GOOD MORNING – TODAY IS by John Dwyer 

GOOD MORNING – TODAY IS SATURDAY, May 27, the 145th day of 2017 with 220 to follow. Sunrise in the Boston area is @ 5:12 and sunset is @ 8:10. The moon is waxing. The morning stars are stars are Jupiter, Saturn & Mercury. The evening stars are Mars, Neptune, Uranus & Venus.

ON THIS DAY IN: 1647 – Alse Young (Achsah Young or Alice Young), a resident of Windsor, CT, was executed for being a “witch.” It was the first recorded American execution of a “witch.” 

1668 – Three colonists were expelled from Massachusetts for being Baptists. 

1813 – Americans captured Fort George, Canada. 

1896 – 255 people were killed in St. Louis, MO, when a tornado struck. 

1901 – The Edison Storage Battery Company was organized. 

1907 – The Bubonic Plague broke out in San Francisco. 

1919 – A U.S. Navy seaplane completed the first transatlantic flight. 

1926 – Bronze figures of Huck Finn and Tom Sawyer were erected in Hannibal, MO. 

1929 – Colonel Charles Lindbergh and Anne Spencer Murrow were married. 

1931 – Piccard and Knipfer made the first flight into the stratosphere, by balloon. 

1933 – Walt Disney’s “Three Little Pigs” was first released. 
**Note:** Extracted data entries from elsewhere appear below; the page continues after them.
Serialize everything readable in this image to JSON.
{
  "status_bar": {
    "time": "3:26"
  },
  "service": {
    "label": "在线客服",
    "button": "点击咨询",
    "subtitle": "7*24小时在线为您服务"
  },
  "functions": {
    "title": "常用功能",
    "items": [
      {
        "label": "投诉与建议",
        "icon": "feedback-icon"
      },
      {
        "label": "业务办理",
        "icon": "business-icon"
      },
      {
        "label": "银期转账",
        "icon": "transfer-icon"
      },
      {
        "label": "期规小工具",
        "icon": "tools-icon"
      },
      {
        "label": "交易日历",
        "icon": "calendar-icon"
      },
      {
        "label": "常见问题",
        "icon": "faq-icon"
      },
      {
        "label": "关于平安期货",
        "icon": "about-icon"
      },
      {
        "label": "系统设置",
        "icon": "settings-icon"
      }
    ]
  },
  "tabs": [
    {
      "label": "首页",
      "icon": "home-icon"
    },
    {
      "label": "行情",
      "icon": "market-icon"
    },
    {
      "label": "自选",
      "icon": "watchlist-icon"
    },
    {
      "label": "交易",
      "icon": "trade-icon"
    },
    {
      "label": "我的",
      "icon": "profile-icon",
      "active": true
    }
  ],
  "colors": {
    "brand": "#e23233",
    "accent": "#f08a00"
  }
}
1933 – In the U.S., the Federal Securities Act was signed. The act required the registration of securities with the Federal Trade Commission. 

1935 – The U.S. Supreme Court declared that President Franklin Roosevelt’s National Industrial Recovery Act was unconstitutional. 

1937 – In California, the Golden Gate Bridge was opened to pedestrian traffic. The bridge connected San Francisco and Marin County. 

1941 – U.S. President Franklin Roosevelt proclaimed an “unlimited national emergency” amid rising world tensions. 

1941 – The German battleship Bismarck was sunk by British naval and air forces. 2,300 people were killed. 

1942 – German General Erwin Rommel began a major offensive in Libya with his Afrika Korps. 

1944 – U.S. General MacArthur landed on Biak Island in New Guinea. 

1960 – A military coup overthrew the democratic government of Turkey. 

1964 – Indian Prime Minister Jawaharla Nehru died. 

1968 – After 48 years as coach of the Chicago Bears, George Halas retired. 

1969 – Construction of Walt Disney World began in Florida. 

1977 – George H. Willig was fined for scaling the World Trade Center in New York on May 26. He was fined $1.10. 

1982 – Japan announced the elimination of tariffs on 96 industrial goods. 

1985 – In Beijing, representatives of Britain and China exchanged instruments of ratification on the pact returning Hong Kong to the Chinese in 1997. 

1986 – Mel Fisher recovered a jar that contained 2,300 emeralds from the Spanish ship Atocha. The ship sank in the 17th century. 

1988 – The U.S. Senate ratified the INF treaty. The INF pact was the first arms-control agreement since the 1972 Strategic Arms Limitation Treaty (SALT I) to receive Senate approval. 

1994 – Nobel Prize-winning author Alexander Solzhenitsyn returned to Russia. He had been in exile for two decades. 

1995 – In Charlottesville, VA, Christopher Reeve was paralyzed after being thrown from his horse during a jumping event. 

1996 – Russian President Boris Yeltsin negotiated a cease-fire to the war in Chechnya in his first meeting with the leader of the rebels. 

1997 – The U.S. Supreme Court ruled that the sexual harassment suit filed by Paula Jones could continue while President Clinton was in office. 

1998 – Charlie Sheen was admitted to a hospital in Los Angeles for a drug overdose. 

1998 – Michael Fortier was sentenced to 12 years in prison for not warning anyone about the plot to bomb an Oklahoma City federal building. 

1999 – In The Hague, Netherlands, a war crimes tribunal indicted Slobodan Milosevic and four others for atrocities in Kosovo. It was the first time that a sitting head of state had been charged with such a crime. 

2010 – Universal Studios reopened its backlot. The area had been destroyed by a fire two years before.